The Sonoran Desert Toad


Bufo alvarius


Toads, the garden-variety news reporter, and a study of the relationships between myth, poor (or non-existent) research, inaccurate reporting, and human stupidity. 


August 10, 1989

TOAD LICKERS BEWARE: The latest way to get high is toad licking. A popular lick victim: the Colorado River Toad. When agitated, it secretes a hallucinogenic chemical through its skin. But the party practice could be fatal - some toads emit a cardiac toxin. ``If you pick the wrong toad, you won't only get high, you'll get dead,'' warns University of Michigan amphibian expert Carl Gans.

Copyright 1989 Gannett Co., Inc.

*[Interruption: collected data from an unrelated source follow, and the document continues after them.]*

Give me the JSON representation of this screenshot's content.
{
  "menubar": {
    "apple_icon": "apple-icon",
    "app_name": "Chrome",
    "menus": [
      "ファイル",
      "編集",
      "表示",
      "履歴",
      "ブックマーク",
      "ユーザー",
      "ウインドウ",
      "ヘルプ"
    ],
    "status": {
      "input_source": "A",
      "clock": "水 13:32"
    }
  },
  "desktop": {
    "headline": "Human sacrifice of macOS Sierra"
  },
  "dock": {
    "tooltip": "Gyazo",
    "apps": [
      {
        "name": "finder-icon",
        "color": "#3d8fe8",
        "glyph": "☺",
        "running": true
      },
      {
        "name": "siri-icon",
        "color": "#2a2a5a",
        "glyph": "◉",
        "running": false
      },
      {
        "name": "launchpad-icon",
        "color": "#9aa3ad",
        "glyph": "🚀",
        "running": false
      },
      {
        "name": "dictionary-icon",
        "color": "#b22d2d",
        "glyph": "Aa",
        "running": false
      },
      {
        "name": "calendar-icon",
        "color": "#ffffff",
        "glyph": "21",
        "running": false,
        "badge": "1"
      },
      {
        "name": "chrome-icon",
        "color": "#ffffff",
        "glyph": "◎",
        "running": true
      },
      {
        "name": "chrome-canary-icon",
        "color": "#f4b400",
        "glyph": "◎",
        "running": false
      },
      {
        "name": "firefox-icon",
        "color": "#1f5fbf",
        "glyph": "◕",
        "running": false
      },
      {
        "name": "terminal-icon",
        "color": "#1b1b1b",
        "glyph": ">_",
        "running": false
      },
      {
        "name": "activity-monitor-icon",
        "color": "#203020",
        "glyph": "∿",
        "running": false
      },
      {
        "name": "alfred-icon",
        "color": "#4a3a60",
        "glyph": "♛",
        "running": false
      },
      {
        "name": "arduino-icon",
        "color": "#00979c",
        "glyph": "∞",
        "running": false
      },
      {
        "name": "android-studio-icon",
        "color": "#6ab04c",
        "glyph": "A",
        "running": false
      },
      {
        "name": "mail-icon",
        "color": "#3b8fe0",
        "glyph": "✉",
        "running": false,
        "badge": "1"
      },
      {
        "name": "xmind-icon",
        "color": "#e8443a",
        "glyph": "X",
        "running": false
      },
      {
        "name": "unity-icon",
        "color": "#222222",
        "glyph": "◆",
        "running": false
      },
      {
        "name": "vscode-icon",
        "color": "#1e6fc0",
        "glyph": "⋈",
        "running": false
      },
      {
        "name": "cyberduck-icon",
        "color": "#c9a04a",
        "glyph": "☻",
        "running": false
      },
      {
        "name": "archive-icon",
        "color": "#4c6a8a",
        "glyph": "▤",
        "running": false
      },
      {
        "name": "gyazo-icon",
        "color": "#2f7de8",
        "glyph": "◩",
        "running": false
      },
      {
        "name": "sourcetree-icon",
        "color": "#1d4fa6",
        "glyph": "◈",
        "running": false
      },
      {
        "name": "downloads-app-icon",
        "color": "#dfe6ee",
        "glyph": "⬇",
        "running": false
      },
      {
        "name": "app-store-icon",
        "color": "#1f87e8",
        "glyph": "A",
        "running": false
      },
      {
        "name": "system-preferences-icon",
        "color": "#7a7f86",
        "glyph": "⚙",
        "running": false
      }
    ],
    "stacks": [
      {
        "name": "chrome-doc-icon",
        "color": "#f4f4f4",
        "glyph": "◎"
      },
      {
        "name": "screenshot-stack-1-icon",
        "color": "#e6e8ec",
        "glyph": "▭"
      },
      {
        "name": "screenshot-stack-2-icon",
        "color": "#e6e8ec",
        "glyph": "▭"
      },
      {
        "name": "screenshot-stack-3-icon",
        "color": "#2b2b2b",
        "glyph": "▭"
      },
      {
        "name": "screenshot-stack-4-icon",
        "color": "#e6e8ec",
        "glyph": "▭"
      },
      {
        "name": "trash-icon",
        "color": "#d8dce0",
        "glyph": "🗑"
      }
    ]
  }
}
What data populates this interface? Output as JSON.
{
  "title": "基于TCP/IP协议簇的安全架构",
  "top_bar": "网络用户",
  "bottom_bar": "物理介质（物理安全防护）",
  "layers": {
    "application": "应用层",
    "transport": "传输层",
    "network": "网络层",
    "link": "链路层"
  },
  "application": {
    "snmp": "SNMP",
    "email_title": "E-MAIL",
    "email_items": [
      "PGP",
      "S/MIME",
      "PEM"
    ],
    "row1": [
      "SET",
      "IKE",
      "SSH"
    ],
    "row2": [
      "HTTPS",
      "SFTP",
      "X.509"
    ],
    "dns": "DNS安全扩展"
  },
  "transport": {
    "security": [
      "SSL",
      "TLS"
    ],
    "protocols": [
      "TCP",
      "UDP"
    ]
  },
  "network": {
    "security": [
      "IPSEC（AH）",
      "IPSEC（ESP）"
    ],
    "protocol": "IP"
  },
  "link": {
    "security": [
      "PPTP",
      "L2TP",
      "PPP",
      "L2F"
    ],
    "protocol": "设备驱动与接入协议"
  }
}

All rights reserved.
Record Number: 205360


Los Angeles Times
January 31, 1990

Licking Toads Leaves More Than a Bad Taste in the Mouth
Trends: It may indeed be a 'desperation high,' but licking a toad is the latest way to hallucinate.
by Ellen Uzelac

Licking toads will not give you warts or produce a fairy prince, but it might get you high.

It isn't exactly an epidemic, but the Drug Enforcement Administration says toad licking is the latest way to hallucinate.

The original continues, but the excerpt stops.